The majority of ADT courses in the post-prostatectomy setting use GnRH agonists (e.g., leuprolide, goserelin) or GnRH antagonists (e.g., degarelix, relugolix), which suppress testosterone production at the hypothalamic-pituitary axis rather than acting at the androgen receptor. The Pili et al. mechanistic findings — reduced AR expression potentiating direct receptor blockade — do not directly translate to this class. No published preclinical or clinical evidence currently demonstrates that TRE enhances the cancer-control effect of castration-level testosterone suppression specifically.

Evidence does exist, however, for dietary restriction as a way to counteract the metabolic side effects of testosterone suppression, which apply regardless of the mechanism by which castration is achieved.
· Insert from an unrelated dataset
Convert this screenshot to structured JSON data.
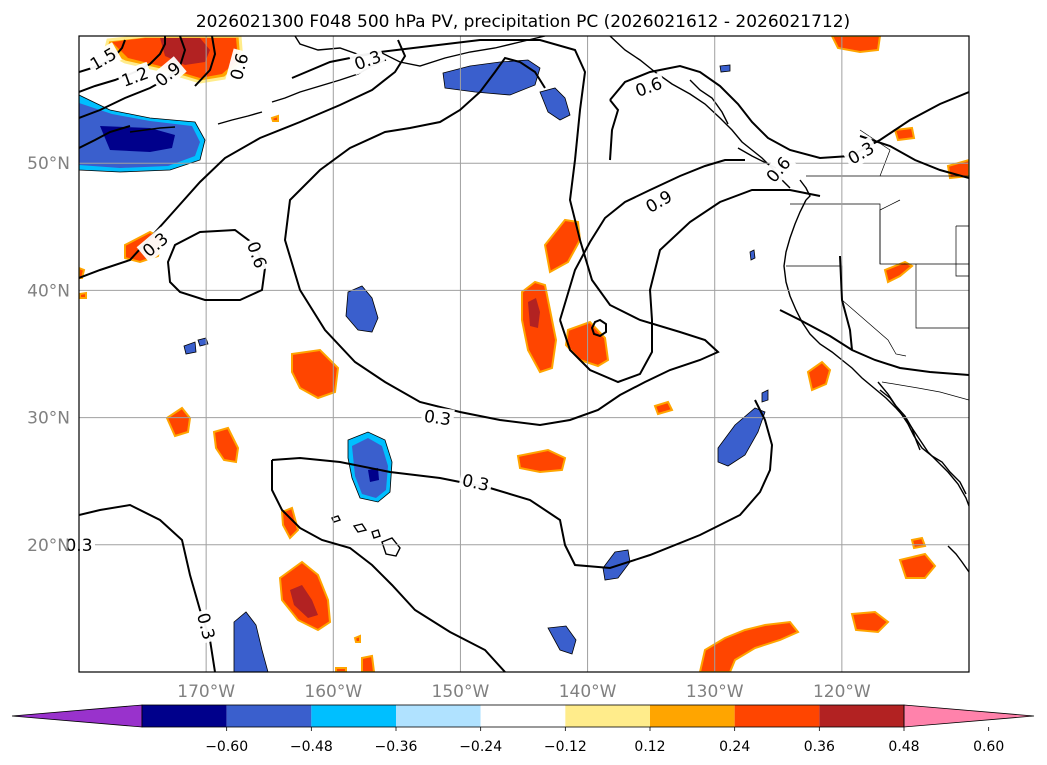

A 2022 pilot study in Prostate Cancer and Prostatic Diseases (Fay-Watt et al.) tested a periodic fasting mimicking diet (four consecutive low-calorie days monthly) in prostate cancer patients with current or prior ADT exposure.[7] Patients demonstrated statistically significant reductions in weight (−3.79 kg, p=0.0002), abdominal circumference (−4.57 cm, p=0.0003), and blood pressure (systolic −9.52 mmHg, p=0.007; diastolic −4.48 mmHg, p=0.03). Fasting glucose and lipid parameters were also measured; results for those markers are reported in the full text but were not available in abstract form for independent verification. Cedars-Sinai (Freedland et al.) is currently conducting a Phase II RCT (NCT05832086) examining a 5-day/month fasting mimicking diet with intensified ADT in metastatic hormone-sensitive prostate cancer, with cancer control and metabolic toxicity as co-endpoints.

References


Clinical evidence brief — prepared March 2026
Craig Constantine · Claude (Anthropic)


  1. Longo VD, Mattson MP. Fasting: Molecular mechanisms and clinical applications. Cell Metab. 2014;19(2):181–192.
  2. O’Flanagan CH, Smith LA, McDonell SB, Hursting SD. When less may be more: calorie restriction and response to cancer therapy. BMC Med. 2017;15(1):106.
  3. Constantine C. Getting started with 16-hour fasting. Blog post, March 2026. https://constantine.name/2026/03/31/getting-started-with-16-hour-fasting/
  4. Icard P, et al. Perspective: Do fasting, caloric restriction, and diets increase sensitivity to radiotherapy? A literature review. Adv Nutr. 2020;11(5):1089–1101. PMC7490158.
  5. Tinkum KL, et al. Fasting protects mice from lethal DNA damage by promoting small intestinal epithelial stem cell survival. PNAS. 2015;112(51):E7148–E7154.
  6. Pili R, et al. Caloric restriction enhances the efficacy of antiandrogen therapy in prostate cancer by inhibiting androgen receptor translation. Cancer Res. 2025;85(21):4182–4197.
  7. Fay-Watt V, O’Connor S, Roshan D, Romeo AC, Longo VD, Sullivan FJ. The impact of a fasting mimicking diet on the metabolic health of a prospective cohort of patients with prostate cancer: a pilot implementation study. Prostate Cancer Prostatic Dis. 2023;26(2):317–322.